The wind whips a final time
and the leaf loses its hold.
It carries away that part of the tree
which was its own pale self.)

And fall was all of a sudden here this year.
Before we had the plants in, there was frost.
There were fast flights from thinning trees.
And what was just the day before a breeze
was wind come cold and insistent,
leaving the air as still and heavy as damp stone.

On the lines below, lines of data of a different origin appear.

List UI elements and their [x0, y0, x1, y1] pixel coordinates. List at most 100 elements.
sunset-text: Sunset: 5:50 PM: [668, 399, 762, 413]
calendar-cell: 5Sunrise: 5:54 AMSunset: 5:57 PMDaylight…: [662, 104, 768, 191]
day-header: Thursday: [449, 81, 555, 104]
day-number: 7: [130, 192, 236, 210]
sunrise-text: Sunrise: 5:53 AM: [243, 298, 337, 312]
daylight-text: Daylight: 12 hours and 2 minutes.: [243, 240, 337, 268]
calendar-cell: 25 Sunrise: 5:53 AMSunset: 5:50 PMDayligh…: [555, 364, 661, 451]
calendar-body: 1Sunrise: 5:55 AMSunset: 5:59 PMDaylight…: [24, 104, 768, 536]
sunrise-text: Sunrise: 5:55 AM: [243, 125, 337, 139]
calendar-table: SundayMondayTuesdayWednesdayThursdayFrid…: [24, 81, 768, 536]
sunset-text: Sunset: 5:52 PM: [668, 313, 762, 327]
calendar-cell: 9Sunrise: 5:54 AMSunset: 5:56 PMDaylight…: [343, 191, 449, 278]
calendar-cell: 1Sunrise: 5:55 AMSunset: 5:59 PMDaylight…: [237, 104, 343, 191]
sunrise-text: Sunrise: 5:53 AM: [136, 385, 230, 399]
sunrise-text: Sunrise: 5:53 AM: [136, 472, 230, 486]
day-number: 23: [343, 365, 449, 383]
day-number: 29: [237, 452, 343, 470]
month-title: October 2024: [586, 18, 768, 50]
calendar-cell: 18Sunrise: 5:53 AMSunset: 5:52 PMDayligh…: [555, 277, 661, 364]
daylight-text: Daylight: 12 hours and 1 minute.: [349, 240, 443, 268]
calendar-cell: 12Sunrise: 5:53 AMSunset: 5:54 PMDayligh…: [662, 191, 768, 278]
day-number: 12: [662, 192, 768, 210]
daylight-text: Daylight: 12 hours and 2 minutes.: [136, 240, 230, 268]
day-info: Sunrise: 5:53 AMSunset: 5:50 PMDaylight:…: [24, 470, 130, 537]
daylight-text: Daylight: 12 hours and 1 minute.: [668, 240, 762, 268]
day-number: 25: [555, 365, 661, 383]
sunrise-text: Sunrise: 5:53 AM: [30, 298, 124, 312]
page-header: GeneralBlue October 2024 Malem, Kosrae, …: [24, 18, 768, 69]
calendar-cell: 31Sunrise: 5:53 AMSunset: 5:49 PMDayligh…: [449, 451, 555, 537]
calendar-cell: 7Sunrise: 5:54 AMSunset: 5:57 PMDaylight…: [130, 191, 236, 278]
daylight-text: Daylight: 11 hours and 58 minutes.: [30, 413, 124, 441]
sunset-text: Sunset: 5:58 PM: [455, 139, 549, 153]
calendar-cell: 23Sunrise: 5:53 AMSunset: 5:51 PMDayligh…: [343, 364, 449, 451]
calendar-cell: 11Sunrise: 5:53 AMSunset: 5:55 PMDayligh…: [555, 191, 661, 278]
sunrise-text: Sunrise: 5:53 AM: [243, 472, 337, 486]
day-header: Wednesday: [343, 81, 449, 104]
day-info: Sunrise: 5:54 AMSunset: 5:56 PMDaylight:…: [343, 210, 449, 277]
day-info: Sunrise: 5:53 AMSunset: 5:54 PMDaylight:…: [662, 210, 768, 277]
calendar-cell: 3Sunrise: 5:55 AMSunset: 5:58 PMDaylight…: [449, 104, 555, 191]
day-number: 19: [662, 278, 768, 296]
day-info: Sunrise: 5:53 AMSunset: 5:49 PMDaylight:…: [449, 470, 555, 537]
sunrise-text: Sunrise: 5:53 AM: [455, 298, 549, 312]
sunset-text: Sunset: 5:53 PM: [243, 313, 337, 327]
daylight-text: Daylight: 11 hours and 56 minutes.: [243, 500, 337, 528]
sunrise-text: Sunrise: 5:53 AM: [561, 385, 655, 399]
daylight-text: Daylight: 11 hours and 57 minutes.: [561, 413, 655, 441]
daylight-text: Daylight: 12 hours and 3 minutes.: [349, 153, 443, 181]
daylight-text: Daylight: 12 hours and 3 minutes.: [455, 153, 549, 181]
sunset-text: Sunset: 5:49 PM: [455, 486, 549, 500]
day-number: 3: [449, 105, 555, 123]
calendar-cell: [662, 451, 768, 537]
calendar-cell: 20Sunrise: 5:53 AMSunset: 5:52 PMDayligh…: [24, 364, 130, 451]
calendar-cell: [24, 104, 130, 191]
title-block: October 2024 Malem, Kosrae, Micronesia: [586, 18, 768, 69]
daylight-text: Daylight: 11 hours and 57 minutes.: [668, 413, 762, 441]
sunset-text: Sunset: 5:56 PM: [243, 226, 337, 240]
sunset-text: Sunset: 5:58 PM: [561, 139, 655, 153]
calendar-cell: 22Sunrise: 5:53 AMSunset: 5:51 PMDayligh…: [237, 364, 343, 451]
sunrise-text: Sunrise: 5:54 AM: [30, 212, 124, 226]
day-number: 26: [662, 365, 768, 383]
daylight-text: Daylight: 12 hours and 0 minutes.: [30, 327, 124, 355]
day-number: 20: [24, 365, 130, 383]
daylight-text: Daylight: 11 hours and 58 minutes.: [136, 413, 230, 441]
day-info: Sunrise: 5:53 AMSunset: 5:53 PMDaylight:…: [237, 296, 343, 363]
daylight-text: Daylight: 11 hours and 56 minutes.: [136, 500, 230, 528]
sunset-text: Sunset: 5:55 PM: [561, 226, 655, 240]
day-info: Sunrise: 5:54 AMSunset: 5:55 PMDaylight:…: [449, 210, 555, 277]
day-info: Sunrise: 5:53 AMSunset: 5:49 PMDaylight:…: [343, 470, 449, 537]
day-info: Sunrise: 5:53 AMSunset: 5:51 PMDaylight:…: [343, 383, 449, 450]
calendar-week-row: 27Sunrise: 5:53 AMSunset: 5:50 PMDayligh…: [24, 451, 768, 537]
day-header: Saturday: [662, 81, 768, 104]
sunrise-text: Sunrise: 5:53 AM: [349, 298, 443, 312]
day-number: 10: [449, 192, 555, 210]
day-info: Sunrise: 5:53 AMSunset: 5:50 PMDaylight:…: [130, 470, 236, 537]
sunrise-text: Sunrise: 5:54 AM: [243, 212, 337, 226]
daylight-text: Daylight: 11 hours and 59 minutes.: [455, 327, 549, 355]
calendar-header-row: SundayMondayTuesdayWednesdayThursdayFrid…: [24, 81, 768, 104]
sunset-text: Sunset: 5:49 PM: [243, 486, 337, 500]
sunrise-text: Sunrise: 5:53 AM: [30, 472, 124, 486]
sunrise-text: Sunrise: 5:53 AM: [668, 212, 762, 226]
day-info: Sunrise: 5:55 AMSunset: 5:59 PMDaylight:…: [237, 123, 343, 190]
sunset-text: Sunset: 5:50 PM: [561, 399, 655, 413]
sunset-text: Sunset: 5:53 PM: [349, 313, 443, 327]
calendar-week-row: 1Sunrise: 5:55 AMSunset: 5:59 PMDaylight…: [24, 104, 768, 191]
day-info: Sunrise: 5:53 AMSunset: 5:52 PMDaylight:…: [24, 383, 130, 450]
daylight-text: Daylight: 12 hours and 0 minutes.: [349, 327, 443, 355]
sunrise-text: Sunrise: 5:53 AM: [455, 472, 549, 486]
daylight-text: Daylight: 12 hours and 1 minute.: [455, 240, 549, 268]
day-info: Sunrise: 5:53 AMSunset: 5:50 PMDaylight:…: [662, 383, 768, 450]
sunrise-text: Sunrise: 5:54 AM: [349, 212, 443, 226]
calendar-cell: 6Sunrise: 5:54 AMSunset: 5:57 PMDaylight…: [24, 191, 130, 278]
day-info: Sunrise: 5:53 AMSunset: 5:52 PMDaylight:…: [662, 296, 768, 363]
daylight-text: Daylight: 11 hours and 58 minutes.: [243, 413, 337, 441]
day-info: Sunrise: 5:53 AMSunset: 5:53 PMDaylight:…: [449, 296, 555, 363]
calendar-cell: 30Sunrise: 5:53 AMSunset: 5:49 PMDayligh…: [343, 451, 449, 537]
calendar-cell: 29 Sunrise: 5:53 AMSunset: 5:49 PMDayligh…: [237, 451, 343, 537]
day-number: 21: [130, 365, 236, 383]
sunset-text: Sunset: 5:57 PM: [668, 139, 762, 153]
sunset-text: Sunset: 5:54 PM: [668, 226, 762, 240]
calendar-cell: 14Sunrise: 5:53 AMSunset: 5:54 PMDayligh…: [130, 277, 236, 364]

If I were the drayman of Death
I would whip my horses forward.
I would have foam from their mouths.
I would come and be gone by daylight
in a creaking and crashing of wagon
and a thudding of hooves.
I would have him gone quickly...
as quickly as summer was gone.

He wanted to see another fall, that’s all,
another bit of the brisk and biting air.
He saw a final autumn.
And the noise at the door is a rustle of wind
which once was swept through
by him.

Copyright © Rich Rowland

"Barbara loved the poem, as did her friend.  I was quite pleased with it myself, despite its faults.  Kubie lived to be 16 and I was holding her when she died.  These days I walk Hershey in the evenings.  She loves her walks more than anything except maybe sleep and treats.  She perks up when autumn arrives, watching each leaf fall as if it might be something to chase."

Thanks for letting us reprint this letter!  It will touch a special corner of the heart of everyone who has lost a  specially beloved dog.  Mine was Cuca.  When she died, I realized that the summer of my life had passed, too.